When did you find your creative voice?

I started to find my voice when I was 7. My parents had just split up, so my older sister used dance to help keep me entertained. She created a Christmas talent show. I didn’t know it then, but it was a container to feel free. In this place I created, the real was bearable. I performed the entire Selena tape for my family that Christmas. That’s where I finally found a place, a creative outlet, for my pain and transformed it into joy. After that, I was hooked. As a young girl, I thought, “What else can I do to bring myself joy?” My imagination felt like the only thing I had control over. I was a curious kid, and expressing myself through art felt liberating. Performing was a portal to my feelings. It wasn’t until high school that I got my first formal training.

What inspires you?

Our children. Listening to their stories and hearing about their experiences is such a joy. As a teacher, I use the artistic process to tap into their imaginations and ignite the learning process. It fills my heart with purpose. I write and perform so that kids see themselves on stage. There isn’t much literature that elevates the Chicano experience. Growing up my family’s story wasn’t validated, so I push for those narratives to be at the center of my artistry.

Your performances are deeply personal. How does your life influence your art?

Performing is my grounding place. It’s where I find most of the answers I’m looking for in my personal and artistic journey. My first storyteller teachers were campesinos. I was in the campo with my parents during the summer and harvest seasons, I remember the stories people told there. They are in my DNA. Campesinos are the people who showed me that stories have the ability to transport us all from places and spaces, stories keep us connected no matter the distance. I write for them, I carry those stories in my heart and aim to honor their lives in my work. 

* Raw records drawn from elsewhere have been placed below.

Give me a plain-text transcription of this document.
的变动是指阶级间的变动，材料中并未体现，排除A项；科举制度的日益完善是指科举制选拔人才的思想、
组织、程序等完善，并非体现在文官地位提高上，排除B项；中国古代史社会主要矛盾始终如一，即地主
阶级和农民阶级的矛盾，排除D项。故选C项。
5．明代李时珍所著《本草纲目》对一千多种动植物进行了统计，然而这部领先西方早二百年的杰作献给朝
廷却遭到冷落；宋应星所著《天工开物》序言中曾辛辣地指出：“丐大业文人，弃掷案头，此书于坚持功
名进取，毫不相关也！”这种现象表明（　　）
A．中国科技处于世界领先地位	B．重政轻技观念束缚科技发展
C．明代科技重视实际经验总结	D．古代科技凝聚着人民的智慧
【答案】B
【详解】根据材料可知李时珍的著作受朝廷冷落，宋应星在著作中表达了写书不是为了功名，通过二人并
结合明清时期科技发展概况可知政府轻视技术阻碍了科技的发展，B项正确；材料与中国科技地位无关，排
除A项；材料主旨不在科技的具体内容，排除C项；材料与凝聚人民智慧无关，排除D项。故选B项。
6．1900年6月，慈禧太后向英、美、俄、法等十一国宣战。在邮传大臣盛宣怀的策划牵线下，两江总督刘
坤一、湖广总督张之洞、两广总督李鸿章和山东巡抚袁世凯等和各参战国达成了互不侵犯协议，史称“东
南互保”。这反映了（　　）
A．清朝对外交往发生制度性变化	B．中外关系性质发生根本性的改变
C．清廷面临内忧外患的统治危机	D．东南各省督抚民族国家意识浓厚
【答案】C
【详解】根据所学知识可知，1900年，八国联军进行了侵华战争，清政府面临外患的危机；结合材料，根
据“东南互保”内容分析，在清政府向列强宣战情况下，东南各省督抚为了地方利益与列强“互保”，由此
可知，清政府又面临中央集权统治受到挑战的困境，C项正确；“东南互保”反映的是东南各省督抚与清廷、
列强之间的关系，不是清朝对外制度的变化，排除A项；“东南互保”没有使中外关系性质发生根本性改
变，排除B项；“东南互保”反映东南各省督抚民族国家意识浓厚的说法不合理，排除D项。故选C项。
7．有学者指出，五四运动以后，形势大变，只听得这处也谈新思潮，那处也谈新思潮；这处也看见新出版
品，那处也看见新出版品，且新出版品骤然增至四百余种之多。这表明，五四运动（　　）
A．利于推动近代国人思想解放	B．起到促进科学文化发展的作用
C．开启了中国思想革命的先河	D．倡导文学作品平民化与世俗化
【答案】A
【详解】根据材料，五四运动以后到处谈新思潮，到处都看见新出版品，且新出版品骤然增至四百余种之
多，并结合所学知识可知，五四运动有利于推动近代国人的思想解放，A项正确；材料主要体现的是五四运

Visit bit.ly/summer-teatro to register for “The Mask We Wear & the Stories We Tell.” To learn more about Cristal, visit cristalgonzalezavila.com.

About Cristal González Avila

Cristal González Avila was born and raised in Watsonville, nourished by the apple orchards, strawberry fields y el canto de campesinos. She is a Chicana actor, director, playwright and teaching artist serving South, Central and Northern California for the past 15 years. She holds a B.A. in Theater Arts from San Jose State University and is a Reed Award recipient for Excellence in Acting and Oral Interpretation. Her work has taken her as far east as the nation’s capital and as far south as Mexico’s capital, performing for dignitaries and migrants alike.